Applico quanto maturato in me negli anni in cui ho convissuto con la comunità ignaziana al Papa che ci ha lasciati di stucco quando fu eletto Papa e quando il Signore lo ha chiamato a Sè.

Mi stupì molto l'imposizione del nome di "Francesco" che si diede. E dopo una subitanea meraviglia, compresi il perché: San Francesco è stato "il più santo degli italiani e il più italiano dei santi", che si addiceva ad una formazione ignaziana rigorosa, che includeva una sola scelta fondamentale: l'imitazione di Dio fatto uomo. Come San Francesco ha dato alla regola francescana l'unica ispirazione, quella evangelica e cristologica, così ha fatto Francesco Papa. Ha scelto il vangelo di Cristo come ispirazione del suo apostolato di rappresentante di Cristo in terra.

Il Vangelo di Gesù è pieno di pensieri spirituali, di esempi molteplici e diversi, talune volte anche contrastanti, di detti intuibili, di atteggiamenti giusti e razionalmente validi, di vita e di morte. Così Francesco ha voluto avere come ideali di vita vissuta da papa gli ideali di Cristo Dio d'accordo con i famosi detti ignaziani. Come ad esempio: "ad majorem Dei gloriam", tutto è e deve essere alla maggior gloria di Dio, "simul ac cadaver", cioè con una obbedienza come è quella di un cadavere, che viene trasportato da una parte all'altra senza opporsi, per esprimere la sottomissione assoluta alla regola, alla volontà dei superiori, e con il quarto voto con il quale dichiarano obbedienza incondizionata verso il pontefice, al papa, con rinuncia della propria personalità. Con questa adesione a Cristo Dio e al suo vangelo non si può ridurre a tasselli la figura di papa Francesco, si diminuirebbe la sua figura internamente assemblata premettendo di trascinarlo socialmente e politicamente in un clan ben chiuso e unilaterale di qualsiasi ideologia.
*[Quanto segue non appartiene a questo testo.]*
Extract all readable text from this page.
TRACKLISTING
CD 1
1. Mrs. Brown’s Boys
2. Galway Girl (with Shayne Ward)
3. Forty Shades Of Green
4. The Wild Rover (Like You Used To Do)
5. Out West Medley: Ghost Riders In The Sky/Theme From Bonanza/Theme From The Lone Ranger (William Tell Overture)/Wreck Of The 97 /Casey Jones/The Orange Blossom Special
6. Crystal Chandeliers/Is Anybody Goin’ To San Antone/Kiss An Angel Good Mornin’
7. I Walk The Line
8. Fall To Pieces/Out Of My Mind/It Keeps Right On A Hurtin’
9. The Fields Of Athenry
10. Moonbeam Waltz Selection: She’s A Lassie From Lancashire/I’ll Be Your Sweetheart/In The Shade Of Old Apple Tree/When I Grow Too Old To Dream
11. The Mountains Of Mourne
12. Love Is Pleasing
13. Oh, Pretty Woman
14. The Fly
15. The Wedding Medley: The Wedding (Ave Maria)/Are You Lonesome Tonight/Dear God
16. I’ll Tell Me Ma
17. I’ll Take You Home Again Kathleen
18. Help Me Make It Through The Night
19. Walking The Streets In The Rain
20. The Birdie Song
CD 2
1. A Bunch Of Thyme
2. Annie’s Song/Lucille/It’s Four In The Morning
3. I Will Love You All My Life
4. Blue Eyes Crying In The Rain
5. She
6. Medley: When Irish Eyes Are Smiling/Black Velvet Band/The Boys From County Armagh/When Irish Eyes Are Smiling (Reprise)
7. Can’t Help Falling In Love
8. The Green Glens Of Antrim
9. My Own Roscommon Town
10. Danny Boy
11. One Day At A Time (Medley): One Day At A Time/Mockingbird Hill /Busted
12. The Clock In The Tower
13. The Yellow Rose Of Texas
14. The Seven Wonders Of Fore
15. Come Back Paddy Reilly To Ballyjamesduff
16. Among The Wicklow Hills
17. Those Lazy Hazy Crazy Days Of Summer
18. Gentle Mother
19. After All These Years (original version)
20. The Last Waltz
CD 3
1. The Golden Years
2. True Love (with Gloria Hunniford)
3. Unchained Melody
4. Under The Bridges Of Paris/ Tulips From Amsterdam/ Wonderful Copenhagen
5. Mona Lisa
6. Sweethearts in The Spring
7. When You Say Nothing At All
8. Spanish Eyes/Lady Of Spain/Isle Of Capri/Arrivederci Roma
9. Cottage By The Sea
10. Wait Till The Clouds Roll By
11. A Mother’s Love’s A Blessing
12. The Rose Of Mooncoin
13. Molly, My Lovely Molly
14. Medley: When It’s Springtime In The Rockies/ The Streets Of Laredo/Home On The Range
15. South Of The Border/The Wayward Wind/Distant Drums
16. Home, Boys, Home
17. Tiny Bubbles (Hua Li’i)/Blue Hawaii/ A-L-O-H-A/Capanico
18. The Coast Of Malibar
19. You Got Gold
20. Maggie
Con la sua morte ci ha lasciato un grande ideale, e uno stile perfetto di una vita veramente cristiana, che può essere espresso con le parole di S. Paolo ai Corinti (11,1-16), che diceva ai suoi fedeli: ‘siate imitatori di me come io lo sono di Cristo', un ideale cristologico di vita cristiana, che tutti possiamo imitare, perché con il Battesimo ciascuno di noi è un ‘alter Christus' un altro Cristo, unto con l'olio della salvezza nello Spirito Santo, nell'acqua e nel fuoco.
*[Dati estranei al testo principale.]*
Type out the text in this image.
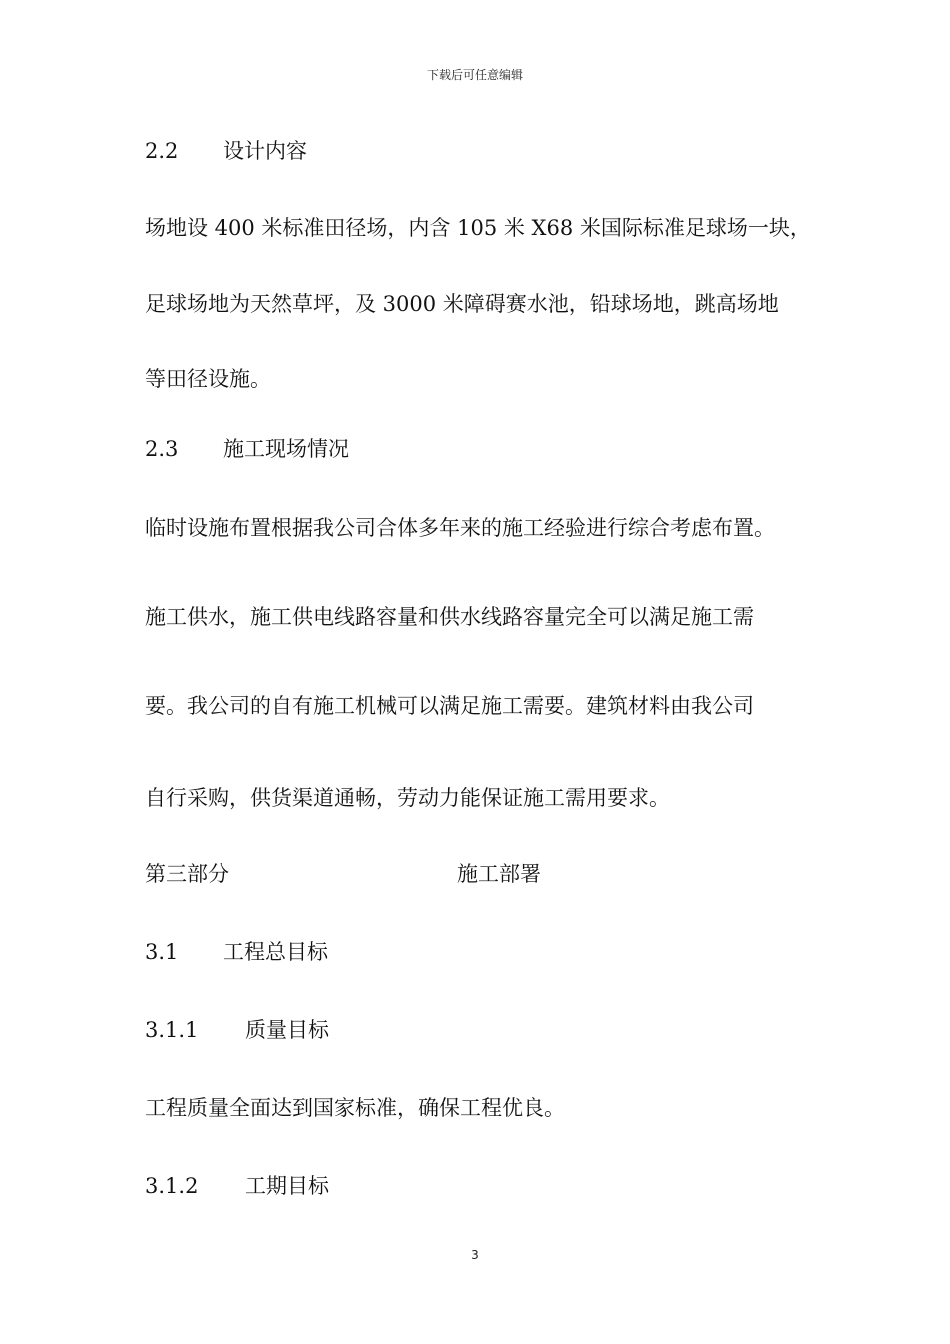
下载后可任意编辑
2.2 设计内容
场地设 400 米标准田径场，内含 105 米 X68 米国际标准足球场一块，
足球场地为天然草坪，及 3000 米障碍赛水池，铅球场地，跳高场地
等田径设施。
2.3 施工现场情况
临时设施布置根据我公司合体多年来的施工经验进行综合考虑布置。
施工供水，施工供电线路容量和供水线路容量完全可以满足施工需
要。我公司的自有施工机械可以满足施工需要。建筑材料由我公司
自行采购，供货渠道通畅，劳动力能保证施工需用要求。
第三部分	施工部署
3.1 工程总目标
3.1.1 质量目标
工程质量全面达到国家标准，确保工程优良。
3.1.2 工期目标
3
Papa Francesco aveva uno stile di vita conforme a quello di Cristo, e soprattutto aveva un cuore grande come quello di Cristo suo ideale, dal quale scaturivano parole di speranza, di pace, di amore per ogni genere di situazione o difficoltà per sè e per gli altri: come dice il vangelo: "ex abundatia cordis os loquitur" (Matteo 12,339,12,33...) la bocca parla dall'abbondanza del cuore. Aveva un cuore di carne e non un cuore di pietra (Ezechiele 36,26-27) perché la Bibbia aveva detto: "vi darò un cuore nuovo e metterò dentro di voi uno spirito nuovo; toglierò dal vostro corpo il cuore di pietra e vi darò un cuore di carne".

E Dio l'ha voluto premiare, perché ha inviato la mamma sua Maria un mese prima della morte, come hanno dichiarato un prelato intervistato in TV, di pensare a prepararsi la tomba per la sua prossima dipartita da questo mondo.